Из кладовой постепенно исчезли паутина, стулья с прорванными сиденьями и горшки. Исчез и запах плесени. Кирпичный пол был теперь чисто вымыт. Углы посветлели от полевых цветов. Даже пестрая от сырости стена была украшена заботливой рукой Марии — над кроватью висели красивый домотканый коврик и полотенце с красными вышитыми петухами. У изголовья появился маленький столик, а на нем — зеркало и гребешок. Все, что украшало комнату Марии, она, должно быть, перетащила к раненому. Ее девичьи вещи внесли в каморку чистоту, спокойствие и уют. Ладо иногда казалось, что во всем мире так же спокойно и уютно.

Мария заходила в каморку только на рассвете и по вечерам. Ранним утром, когда деревня еще спала, где-то в доме скрипнет, бывало, дверь. От любой другой поступи Ладо отличил бы легкие молодые шаги Марии. Когда она входила, босая, в домашнем ситцевом платьице, свежая, ему казалось, что в тесную комнатку вносили охапку полевых цветов.



— Как себя чувствует мой больной?

«Мой больной»!.. Сколько наивной, полудетской гордости слышалось в этих словах. Она ставила на столик еду, измеряла ему температуру, перевязывала рану и тотчас же уходила. Вечером она снова навещала его. При свете коптилки прибирала комнату, потом садилась к нему на тахту и читала вслух свою любимую книгу — «Герой нашего времени» Лермонтова.

Иногда она рассказывала что-нибудь смешное, чаще всего про сельского коменданта.

Комендант любил охоту, но, опасаясь партизан, в лес не ходил. И вся его охота здесь, в Передоле, заключалась в том, что после обеда он отправлялся на выгон за деревней, а два солдата несли за ним в плетенке полдюжины кроликов. Их по одному выпускали на луг. Прирученные зверьки тут же, у ног охотника, принимались мирно щипать траву, и, чтобы охота состоялась, солдаты хворостиной отгоняли кроликов на ружейный выстрел.

Рассказывая это, Мария старалась казаться веселой, беспечальной; видимо, ей очень хотелось развлечь своего больного, но глаза ее не умели лгать.

— А партизаны у вас в самом деле есть? — спросил Ладо.

— Люди говорят, что есть. Только мы их в Передоле еще не видели. — Она подавила вздох. — Вот бы мне тропку к ним найти...

— А пошла бы, не побоялась?

— Я комсомолка, — просто ответила она.

Часто Мария находила еду, принесенную утром, нетронутой. Тогда она прикидывалась голодной.

— Давай вместе поужинаем, — просила она, и Ладо не в силах был ей отказать.

— Усни, — говорила она, и Ладо горячо молил ангела сна, чтобы он поскорей смежил ему веки.

Мария редко выходила из дому.

— Они, мерзкие, так на меня смотрят, так скалят зубы, что... не знаю, ей-богу!
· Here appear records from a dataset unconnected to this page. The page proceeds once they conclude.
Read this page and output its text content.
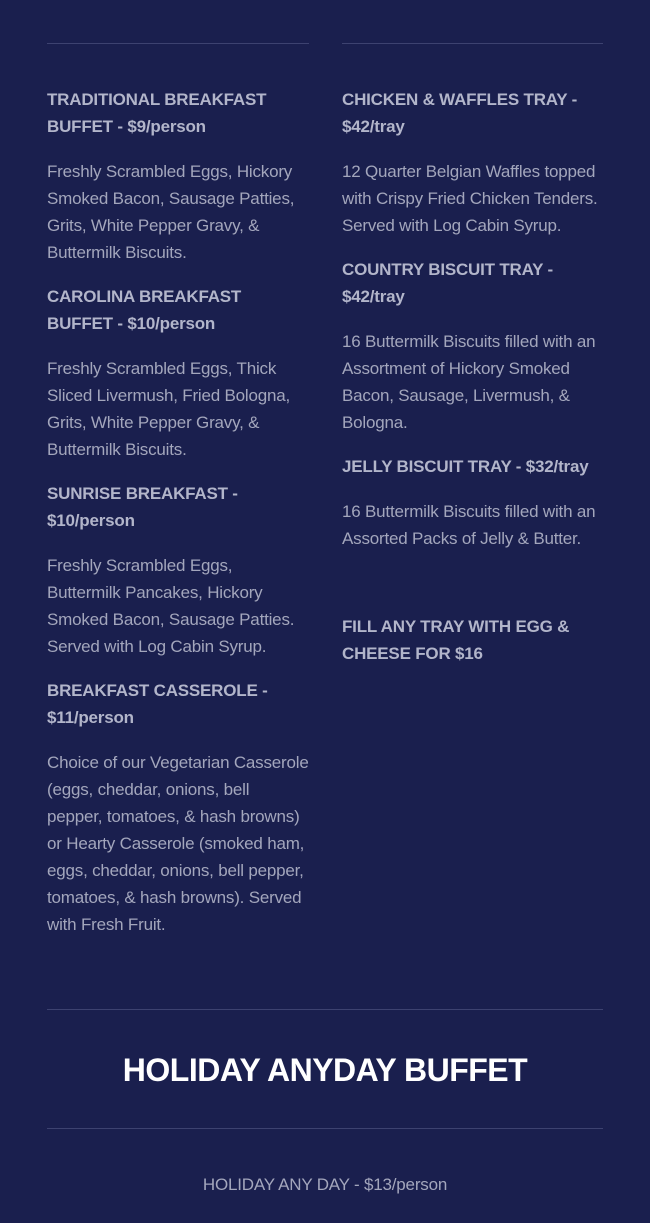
TRADITIONAL BREAKFAST BUFFET - $9/person

Freshly Scrambled Eggs, Hickory Smoked Bacon, Sausage Patties, Grits, White Pepper Gravy, & Buttermilk Biscuits.

CAROLINA BREAKFAST BUFFET - $10/person

Freshly Scrambled Eggs, Thick Sliced Livermush, Fried Bologna, Grits, White Pepper Gravy, & Buttermilk Biscuits.

SUNRISE BREAKFAST - $10/person

Freshly Scrambled Eggs, Buttermilk Pancakes, Hickory Smoked Bacon, Sausage Patties. Served with Log Cabin Syrup.

BREAKFAST CASSEROLE - $11/person

Choice of our Vegetarian Casserole (eggs, cheddar, onions, bell pepper, tomatoes, & hash browns) or Hearty Casserole (smoked ham, eggs, cheddar, onions, bell pepper, tomatoes, & hash browns). Served with Fresh Fruit.

CHICKEN & WAFFLES TRAY - $42/tray

12 Quarter Belgian Waffles topped with Crispy Fried Chicken Tenders. Served with Log Cabin Syrup.

COUNTRY BISCUIT TRAY - $42/tray

16 Buttermilk Biscuits filled with an Assortment of Hickory Smoked Bacon, Sausage, Livermush, & Bologna.

JELLY BISCUIT TRAY - $32/tray

16 Buttermilk Biscuits filled with an Assorted Packs of Jelly & Butter.

FILL ANY TRAY WITH EGG & CHEESE FOR $16

HOLIDAY ANYDAY BUFFET

HOLIDAY ANY DAY - $13/person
Противно ходить по улице, — говорила она со слезами на глазах.

Ее мать была сама не своя от страха.

— Хоть бы я догадалась заранее услать куда-нибудь девочку! Кто же мог думать, что они дойдут сюда.

— Не бойся, мама, наши скоро вернутся, — успокаивала ее Мария.
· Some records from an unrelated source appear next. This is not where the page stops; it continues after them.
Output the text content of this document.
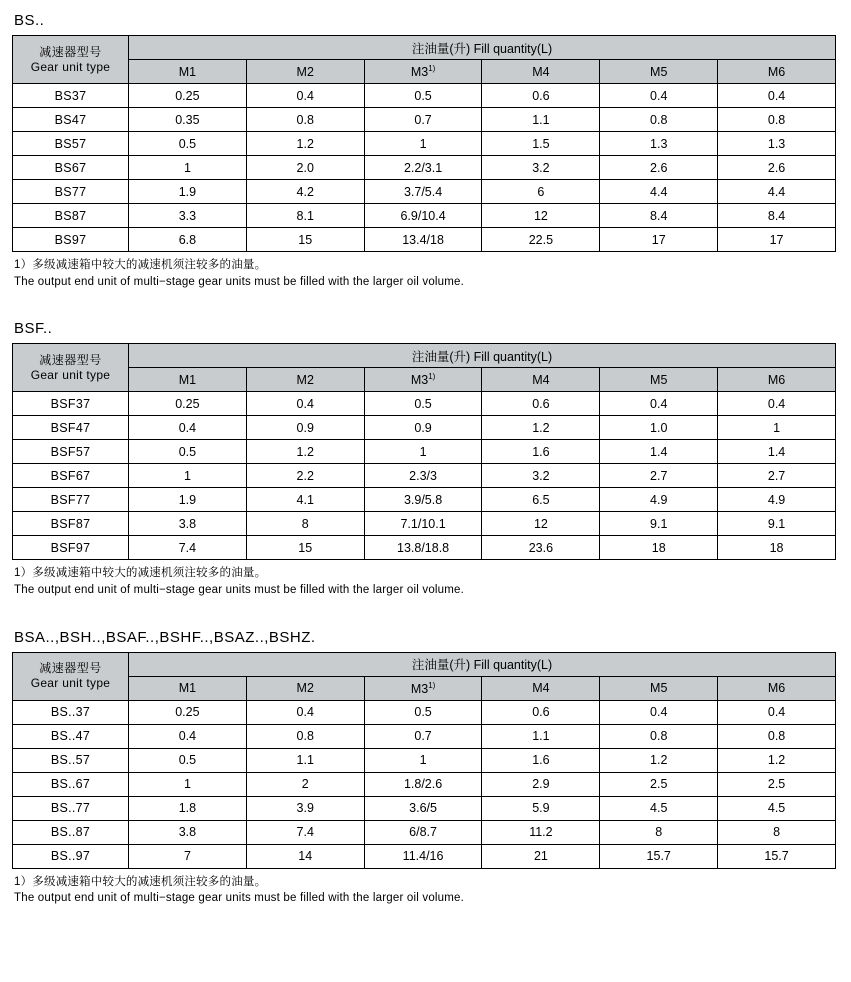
BS..
减速器型号
Gear unit type	注油量(升) Fill quantity(L)					
	M1	M2	M3$^{1)}$	M4	M5	M6
BS37	0.25	0.4	0.5	0.6	0.4	0.4
BS47	0.35	0.8	0.7	1.1	0.8	0.8
BS57	0.5	1.2	1	1.5	1.3	1.3
BS67	1	2.0	2.2/3.1	3.2	2.6	2.6
BS77	1.9	4.2	3.7/5.4	6	4.4	4.4
BS87	3.3	8.1	6.9/10.4	12	8.4	8.4
BS97	6.8	15	13.4/18	22.5	17	17
1）多级减速箱中较大的减速机须注较多的油量。
The output end unit of multi−stage gear units must be filled with the larger oil volume.
BSF..
减速器型号
Gear unit type	注油量(升) Fill quantity(L)					
	M1	M2	M3$^{1)}$	M4	M5	M6
BSF37	0.25	0.4	0.5	0.6	0.4	0.4
BSF47	0.4	0.9	0.9	1.2	1.0	1
BSF57	0.5	1.2	1	1.6	1.4	1.4
BSF67	1	2.2	2.3/3	3.2	2.7	2.7
BSF77	1.9	4.1	3.9/5.8	6.5	4.9	4.9
BSF87	3.8	8	7.1/10.1	12	9.1	9.1
BSF97	7.4	15	13.8/18.8	23.6	18	18
1）多级减速箱中较大的减速机须注较多的油量。
The output end unit of multi−stage gear units must be filled with the larger oil volume.
BSA..,BSH..,BSAF..,BSHF..,BSAZ..,BSHZ.
减速器型号
Gear unit type	注油量(升) Fill quantity(L)					
	M1	M2	M3$^{1)}$	M4	M5	M6
BS..37	0.25	0.4	0.5	0.6	0.4	0.4
BS..47	0.4	0.8	0.7	1.1	0.8	0.8
BS..57	0.5	1.1	1	1.6	1.2	1.2
BS..67	1	2	1.8/2.6	2.9	2.5	2.5
BS..77	1.8	3.9	3.6/5	5.9	4.5	4.5
BS..87	3.8	7.4	6/8.7	11.2	8	8
BS..97	7	14	11.4/16	21	15.7	15.7
1）多级减速箱中较大的减速机须注较多的油量。
The output end unit of multi−stage gear units must be filled with the larger oil volume.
Дни проходили за днями в тягостном, угнетающем ожидании.

5

Долгие месяцы одиночества и горя оставили следы на смуглом моложавом лице Настасьи Степановны: у глаз густой паутинкой легли морщины, серебристым пеплом подернулись вьющиеся на висках волосы. И только по легкой, быстрой походке можно было узнать в ней прежнюю Настасью.

Как-то Мария вспомнила то далекое утро, когда вся деревня еще крепче полюбила ее мать — жену лучшего мастера колхозного черепичного завода.

Отец Марии уходил на фронт. Настасья Степановна проводила его до города, вернулась домой и долго бесцельно бродила по двору. А в полдень она, как обычно, понесла обед на черепичный завод.

— Ты кому это, Настасья? — удивились рабочие.

— Да вот сама не знаю, — смущенно улыбнулась она. — Примите, прошу. Вам на здоровье, а мне на радость: будто хозяину своему принесла.